Cœur brisé, ô cœur brisé,
Comme la perdrix qui, volant de nuit, a perdu sa compagne.
La répétition cháng duàn intensifie l'expression du chagrin. L'image de la perdrix (zhè gū), oiseau habituellement en couple, volant seule dans la nuit, offre une métaphore parfaite de la solitude conjugale. Cette strophe conclusive transforme le poème en une complainte nocturne, où la nature elle-même semble partager la peine humaine.
Lecture globale
Ce Chant badin·Les Saules frappe par son authenticité émotionnelle. Le saule introduit élégamment le thème de la séparation, tandis que le paysage fluvial au crépuscule amplifie la mélancolie de l'attente. Wang Jian élève l'expérience personnelle d'une épouse à une universalité poignante : le fleuve sans fin devient miroir de l'absence sans terme. La sobriété des moyens - quelques images naturelles, deux répétitions clés - produit une condensation artistique remarquable, révélant la profonde humanité du poète face aux victimes silencieuses du développement économique.
Spécificités stylistiques
- Forme et fond : Le cadre du diào xiào lìng, originellement léger, est détourné pour exprimer une gravité inattendue, créant une tension productive.

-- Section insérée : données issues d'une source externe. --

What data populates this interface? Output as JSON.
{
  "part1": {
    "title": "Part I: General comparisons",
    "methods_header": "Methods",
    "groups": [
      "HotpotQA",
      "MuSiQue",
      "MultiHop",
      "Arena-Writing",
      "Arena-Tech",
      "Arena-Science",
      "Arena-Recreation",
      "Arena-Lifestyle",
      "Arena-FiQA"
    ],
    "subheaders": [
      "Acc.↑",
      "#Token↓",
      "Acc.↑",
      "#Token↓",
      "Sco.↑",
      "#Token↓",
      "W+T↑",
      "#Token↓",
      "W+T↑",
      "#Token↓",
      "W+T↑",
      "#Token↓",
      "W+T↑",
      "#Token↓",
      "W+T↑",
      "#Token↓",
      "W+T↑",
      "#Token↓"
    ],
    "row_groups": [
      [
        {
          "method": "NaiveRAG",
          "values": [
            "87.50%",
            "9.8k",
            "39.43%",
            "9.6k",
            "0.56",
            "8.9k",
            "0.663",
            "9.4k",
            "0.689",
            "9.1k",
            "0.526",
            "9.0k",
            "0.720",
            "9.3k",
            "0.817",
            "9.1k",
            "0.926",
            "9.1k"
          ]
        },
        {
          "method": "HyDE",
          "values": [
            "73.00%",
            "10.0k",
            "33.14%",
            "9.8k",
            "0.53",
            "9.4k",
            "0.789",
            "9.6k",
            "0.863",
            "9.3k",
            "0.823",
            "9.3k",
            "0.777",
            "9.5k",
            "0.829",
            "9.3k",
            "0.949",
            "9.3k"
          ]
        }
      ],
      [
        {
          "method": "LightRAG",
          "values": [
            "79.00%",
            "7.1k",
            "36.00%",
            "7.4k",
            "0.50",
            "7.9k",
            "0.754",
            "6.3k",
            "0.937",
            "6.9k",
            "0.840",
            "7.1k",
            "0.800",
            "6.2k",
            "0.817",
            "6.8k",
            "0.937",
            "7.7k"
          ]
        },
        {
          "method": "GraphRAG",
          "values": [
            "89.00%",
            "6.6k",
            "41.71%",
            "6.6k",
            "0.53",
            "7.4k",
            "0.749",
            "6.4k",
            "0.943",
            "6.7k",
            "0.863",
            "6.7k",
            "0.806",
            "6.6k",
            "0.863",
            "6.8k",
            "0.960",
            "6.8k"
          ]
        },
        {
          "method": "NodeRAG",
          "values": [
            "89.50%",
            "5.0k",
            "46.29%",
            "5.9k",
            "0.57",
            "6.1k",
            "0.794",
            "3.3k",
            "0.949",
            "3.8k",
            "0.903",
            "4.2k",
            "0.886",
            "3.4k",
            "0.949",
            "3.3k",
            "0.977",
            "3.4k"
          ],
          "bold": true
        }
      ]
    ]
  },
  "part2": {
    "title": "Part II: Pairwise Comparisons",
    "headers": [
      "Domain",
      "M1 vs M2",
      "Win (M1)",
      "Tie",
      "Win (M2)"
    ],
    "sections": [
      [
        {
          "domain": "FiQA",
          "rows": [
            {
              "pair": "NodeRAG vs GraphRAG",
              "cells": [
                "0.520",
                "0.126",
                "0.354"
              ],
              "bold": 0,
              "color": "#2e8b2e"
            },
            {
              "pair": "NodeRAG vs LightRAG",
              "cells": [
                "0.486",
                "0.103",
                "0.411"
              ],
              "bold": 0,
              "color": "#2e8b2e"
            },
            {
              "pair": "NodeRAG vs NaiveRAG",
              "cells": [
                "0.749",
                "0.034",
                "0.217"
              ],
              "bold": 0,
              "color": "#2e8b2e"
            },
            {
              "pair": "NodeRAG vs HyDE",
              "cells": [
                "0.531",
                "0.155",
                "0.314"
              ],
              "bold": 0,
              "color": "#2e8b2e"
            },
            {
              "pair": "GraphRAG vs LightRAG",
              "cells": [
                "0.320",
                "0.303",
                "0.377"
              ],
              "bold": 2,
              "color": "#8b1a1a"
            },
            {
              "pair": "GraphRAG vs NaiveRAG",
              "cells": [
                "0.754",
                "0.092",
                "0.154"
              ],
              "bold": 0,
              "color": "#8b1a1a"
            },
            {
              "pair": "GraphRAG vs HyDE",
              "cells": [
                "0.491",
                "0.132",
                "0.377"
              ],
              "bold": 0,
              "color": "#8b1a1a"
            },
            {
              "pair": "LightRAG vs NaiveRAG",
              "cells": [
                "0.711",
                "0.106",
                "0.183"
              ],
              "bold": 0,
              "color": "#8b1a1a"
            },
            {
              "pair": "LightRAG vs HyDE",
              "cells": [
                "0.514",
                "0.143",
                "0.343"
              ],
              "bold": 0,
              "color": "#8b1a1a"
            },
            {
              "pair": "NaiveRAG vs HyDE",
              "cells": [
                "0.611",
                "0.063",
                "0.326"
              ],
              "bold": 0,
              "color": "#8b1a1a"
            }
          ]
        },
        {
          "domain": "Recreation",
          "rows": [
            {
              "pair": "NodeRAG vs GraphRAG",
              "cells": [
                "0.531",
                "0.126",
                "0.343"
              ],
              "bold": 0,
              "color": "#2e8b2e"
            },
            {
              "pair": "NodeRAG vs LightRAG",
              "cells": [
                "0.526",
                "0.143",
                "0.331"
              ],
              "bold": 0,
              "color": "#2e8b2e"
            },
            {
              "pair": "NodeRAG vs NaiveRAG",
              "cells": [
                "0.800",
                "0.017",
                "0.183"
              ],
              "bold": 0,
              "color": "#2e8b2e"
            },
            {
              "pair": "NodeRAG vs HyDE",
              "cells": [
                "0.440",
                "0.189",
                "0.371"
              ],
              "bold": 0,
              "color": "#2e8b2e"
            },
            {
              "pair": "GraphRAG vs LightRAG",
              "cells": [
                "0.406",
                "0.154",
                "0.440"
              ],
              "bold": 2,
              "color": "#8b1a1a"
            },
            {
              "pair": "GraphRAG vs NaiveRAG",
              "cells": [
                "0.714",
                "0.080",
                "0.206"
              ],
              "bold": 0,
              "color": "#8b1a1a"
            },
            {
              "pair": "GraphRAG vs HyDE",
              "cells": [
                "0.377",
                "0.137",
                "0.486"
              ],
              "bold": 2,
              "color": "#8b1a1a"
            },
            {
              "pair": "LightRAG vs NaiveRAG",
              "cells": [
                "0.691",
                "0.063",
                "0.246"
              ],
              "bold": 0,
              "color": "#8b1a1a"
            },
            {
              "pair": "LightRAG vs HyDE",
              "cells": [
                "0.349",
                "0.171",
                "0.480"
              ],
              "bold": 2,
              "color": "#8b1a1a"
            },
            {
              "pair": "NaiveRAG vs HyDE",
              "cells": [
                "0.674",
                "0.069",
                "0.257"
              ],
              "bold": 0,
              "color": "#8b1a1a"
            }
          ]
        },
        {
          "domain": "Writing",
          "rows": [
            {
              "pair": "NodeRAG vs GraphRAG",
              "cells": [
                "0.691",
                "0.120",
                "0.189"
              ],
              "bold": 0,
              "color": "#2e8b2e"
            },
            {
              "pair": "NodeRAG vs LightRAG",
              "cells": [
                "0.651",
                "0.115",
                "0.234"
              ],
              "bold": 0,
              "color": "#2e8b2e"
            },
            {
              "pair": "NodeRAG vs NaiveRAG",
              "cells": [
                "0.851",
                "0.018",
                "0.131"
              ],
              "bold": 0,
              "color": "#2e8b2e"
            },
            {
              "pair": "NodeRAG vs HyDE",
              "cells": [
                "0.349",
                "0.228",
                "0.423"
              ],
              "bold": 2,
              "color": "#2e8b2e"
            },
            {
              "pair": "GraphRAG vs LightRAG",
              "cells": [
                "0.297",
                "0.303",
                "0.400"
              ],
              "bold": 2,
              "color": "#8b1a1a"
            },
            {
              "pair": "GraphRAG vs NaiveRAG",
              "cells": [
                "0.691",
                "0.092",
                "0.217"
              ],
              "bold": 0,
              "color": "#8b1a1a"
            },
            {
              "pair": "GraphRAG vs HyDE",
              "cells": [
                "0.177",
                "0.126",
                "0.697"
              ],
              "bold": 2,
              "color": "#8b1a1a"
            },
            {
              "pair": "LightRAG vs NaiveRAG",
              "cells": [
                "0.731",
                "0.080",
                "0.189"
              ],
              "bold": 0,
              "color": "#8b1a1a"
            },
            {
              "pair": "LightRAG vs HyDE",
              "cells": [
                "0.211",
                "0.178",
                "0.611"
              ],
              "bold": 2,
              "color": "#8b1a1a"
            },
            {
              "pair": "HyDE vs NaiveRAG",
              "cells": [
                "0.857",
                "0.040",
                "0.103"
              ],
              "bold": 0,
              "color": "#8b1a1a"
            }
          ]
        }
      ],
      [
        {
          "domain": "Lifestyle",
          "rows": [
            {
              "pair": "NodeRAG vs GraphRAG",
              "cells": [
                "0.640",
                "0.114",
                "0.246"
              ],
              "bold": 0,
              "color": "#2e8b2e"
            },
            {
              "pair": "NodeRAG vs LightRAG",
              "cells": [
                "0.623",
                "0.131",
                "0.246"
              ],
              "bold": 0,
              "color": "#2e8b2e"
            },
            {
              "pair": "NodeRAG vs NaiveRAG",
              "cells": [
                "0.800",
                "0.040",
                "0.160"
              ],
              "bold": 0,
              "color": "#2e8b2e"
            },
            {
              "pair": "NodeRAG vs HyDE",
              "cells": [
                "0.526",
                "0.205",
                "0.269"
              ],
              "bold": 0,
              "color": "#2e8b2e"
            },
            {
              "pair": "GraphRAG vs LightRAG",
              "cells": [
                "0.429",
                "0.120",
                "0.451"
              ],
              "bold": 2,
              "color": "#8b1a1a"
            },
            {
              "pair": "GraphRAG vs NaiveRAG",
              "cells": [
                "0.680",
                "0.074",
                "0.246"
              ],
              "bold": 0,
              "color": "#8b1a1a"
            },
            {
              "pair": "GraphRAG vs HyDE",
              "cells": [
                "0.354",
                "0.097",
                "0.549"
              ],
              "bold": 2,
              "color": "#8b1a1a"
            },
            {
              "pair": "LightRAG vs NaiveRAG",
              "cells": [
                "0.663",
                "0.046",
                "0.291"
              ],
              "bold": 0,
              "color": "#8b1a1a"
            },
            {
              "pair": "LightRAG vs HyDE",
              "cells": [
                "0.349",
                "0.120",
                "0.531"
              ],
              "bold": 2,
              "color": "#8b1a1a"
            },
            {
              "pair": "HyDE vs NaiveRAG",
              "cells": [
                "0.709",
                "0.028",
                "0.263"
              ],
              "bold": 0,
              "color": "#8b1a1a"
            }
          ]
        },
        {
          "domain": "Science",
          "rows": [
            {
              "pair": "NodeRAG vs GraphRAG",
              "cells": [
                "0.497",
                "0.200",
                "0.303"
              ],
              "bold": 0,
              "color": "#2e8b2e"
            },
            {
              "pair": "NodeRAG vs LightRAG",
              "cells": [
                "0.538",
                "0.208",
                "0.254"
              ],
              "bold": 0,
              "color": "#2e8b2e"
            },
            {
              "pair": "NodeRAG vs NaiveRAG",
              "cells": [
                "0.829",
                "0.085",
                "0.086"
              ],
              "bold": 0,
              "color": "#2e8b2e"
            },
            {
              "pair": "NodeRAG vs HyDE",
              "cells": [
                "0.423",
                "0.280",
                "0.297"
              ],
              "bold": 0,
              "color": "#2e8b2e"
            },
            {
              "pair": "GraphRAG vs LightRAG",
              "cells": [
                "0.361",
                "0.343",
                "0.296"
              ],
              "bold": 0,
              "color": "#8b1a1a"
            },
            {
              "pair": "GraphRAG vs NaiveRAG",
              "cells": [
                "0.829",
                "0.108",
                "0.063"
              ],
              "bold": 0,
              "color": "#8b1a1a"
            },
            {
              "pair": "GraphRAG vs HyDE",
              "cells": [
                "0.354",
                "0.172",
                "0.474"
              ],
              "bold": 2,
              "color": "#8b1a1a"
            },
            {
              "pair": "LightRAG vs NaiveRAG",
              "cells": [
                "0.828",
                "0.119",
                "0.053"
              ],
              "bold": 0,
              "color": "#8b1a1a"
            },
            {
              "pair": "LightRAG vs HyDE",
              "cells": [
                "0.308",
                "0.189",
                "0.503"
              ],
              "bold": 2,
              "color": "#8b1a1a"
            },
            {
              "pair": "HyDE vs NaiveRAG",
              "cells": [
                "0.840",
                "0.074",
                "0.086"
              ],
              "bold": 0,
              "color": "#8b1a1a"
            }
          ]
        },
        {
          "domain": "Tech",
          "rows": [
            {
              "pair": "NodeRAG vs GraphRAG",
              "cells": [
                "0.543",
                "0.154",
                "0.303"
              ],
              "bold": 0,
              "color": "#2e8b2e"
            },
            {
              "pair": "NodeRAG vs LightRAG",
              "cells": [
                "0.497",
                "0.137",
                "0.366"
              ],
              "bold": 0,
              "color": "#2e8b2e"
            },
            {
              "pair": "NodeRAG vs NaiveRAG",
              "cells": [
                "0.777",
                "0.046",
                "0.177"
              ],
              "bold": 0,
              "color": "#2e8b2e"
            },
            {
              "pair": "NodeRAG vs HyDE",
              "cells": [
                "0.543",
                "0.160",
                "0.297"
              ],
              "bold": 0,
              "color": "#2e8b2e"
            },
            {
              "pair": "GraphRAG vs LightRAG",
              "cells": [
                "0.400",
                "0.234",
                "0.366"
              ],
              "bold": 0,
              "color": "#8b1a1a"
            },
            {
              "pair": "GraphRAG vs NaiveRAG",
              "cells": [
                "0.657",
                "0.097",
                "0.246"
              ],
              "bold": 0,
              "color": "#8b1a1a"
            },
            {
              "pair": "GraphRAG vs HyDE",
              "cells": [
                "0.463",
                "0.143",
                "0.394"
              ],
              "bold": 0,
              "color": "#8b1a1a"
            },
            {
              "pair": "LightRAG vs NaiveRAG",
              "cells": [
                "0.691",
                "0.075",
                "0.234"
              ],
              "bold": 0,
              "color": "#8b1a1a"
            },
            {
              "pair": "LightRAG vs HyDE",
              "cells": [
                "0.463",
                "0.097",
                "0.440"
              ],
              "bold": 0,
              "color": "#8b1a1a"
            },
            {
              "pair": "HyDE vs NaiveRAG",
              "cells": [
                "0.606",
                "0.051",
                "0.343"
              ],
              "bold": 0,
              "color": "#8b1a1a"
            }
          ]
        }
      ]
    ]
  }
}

- Musique verbale : Les reprises (yáng liǔ, cháng duàn) rythment le poème comme un refrain populaire, renforçant l'effet incantatoire.
- Symbolisme naturel : Chaque élément (saules, fleuve, perdrix) fonctionne comme un idéogramme émotionnel, condensant des strates culturelles et affectives.
Éclairages
Ce poème transcende son contexte historique pour éclairer la condition universelle des âmes en attente. En donnant voix à l'épouse oubliée, Wang Jian révèle le coût humain caché derrière les progrès matériels. Son génie réside dans l'art de transformer un fait social en expérience lyrique intemporelle. Pour tout créateur, c'est une leçon sur le pouvoir des images simples : un saule, un oiseau nocturne, un fleuve - lorsqu'ils sont chargés de vérité humaine - peuvent émouvoir plus profondément que les plus habiles rhétoriques. Une invitation à chercher l'universel dans le particulier, et l'éternel dans l'éphémère.
Traducteur de poésie
Xu Yuanchong(许渊冲)
À propos du poète
Wang Jian (王建), vers 766 - 830 après J.-C., était originaire de Xuchang, dans la province du Henan. Il a été admis comme érudit en 775 après J.-C. Il a été pauvre toute sa vie. Il a été pauvre toute sa vie, ce qui lui a permis d'avoir un contact plus large avec la société et de comprendre les sentiments du public. Ses poèmes lefu, qui reflètent la réalité, traitent de sujets variés et présentent une certaine profondeur de pensée.